A systematic review and meta-analysis of fMRI studies in acupuncture found that the results were very heterogeneous – meaning they were all over the place, which is what we would expect if the results were due to false positives from sloppy design or statistical analysis. They also criticized the research for lack of transparency is methodology, something which is essential in general but particularly for a tricky technique like fMRI.

Conclusion

Studies using fMRI scanning may be highly useful and informative, but definitely need to be looked at with special care and skepticism. fMRI studies should be generally considered as if they were preliminary studies.

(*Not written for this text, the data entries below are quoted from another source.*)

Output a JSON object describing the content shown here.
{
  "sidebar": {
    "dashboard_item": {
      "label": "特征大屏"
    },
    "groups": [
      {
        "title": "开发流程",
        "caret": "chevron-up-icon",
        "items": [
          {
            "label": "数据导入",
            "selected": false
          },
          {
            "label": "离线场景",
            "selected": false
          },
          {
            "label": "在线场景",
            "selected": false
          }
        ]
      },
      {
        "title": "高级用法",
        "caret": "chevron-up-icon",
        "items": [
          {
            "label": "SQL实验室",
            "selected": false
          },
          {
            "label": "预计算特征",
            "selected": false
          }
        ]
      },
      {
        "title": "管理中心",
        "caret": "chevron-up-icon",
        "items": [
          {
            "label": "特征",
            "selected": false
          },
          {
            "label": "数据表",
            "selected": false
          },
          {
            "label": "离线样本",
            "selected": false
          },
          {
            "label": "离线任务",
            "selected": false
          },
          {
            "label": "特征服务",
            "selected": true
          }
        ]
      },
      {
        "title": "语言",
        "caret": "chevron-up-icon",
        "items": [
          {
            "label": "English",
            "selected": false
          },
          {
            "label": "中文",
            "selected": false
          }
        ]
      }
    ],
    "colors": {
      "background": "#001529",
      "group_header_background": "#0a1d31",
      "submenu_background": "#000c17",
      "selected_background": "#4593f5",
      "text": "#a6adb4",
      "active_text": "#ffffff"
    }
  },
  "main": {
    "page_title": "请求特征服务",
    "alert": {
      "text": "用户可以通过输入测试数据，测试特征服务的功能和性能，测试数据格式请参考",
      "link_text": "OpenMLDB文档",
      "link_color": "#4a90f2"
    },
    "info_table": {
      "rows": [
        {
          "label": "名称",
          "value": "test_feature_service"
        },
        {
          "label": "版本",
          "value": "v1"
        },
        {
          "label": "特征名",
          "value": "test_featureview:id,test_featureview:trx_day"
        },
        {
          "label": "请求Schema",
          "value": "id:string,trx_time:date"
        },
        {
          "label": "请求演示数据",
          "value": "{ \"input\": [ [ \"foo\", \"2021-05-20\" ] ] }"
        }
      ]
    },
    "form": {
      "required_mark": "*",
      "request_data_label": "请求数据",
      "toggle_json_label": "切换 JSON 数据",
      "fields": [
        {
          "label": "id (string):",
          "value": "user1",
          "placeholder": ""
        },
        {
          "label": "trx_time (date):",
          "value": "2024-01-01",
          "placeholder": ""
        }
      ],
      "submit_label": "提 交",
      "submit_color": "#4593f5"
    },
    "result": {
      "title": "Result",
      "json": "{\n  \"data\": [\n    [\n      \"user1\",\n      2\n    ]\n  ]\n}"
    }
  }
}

The results may be interesting, but until they are replicated with rigorous design and a consistent result, the findings are dubious.

Unfortunately, fMRI studies give the false impression of high-tech precision, because of the pretty pictures of alleged brain activity that are generated and the sophisticated nature of the studies. They are often, however, little more than “statistical fishing expeditions,” to borrow a phrase from another criticism.

I would not throw the baby out with the bathwater, however. Careful researchers are making good use of fMRI and rigorous studies with legitimate statistical analysis (including correcting for multiple comparisons) are out there. When evaluating fMRI studies – just remember the dead salmon.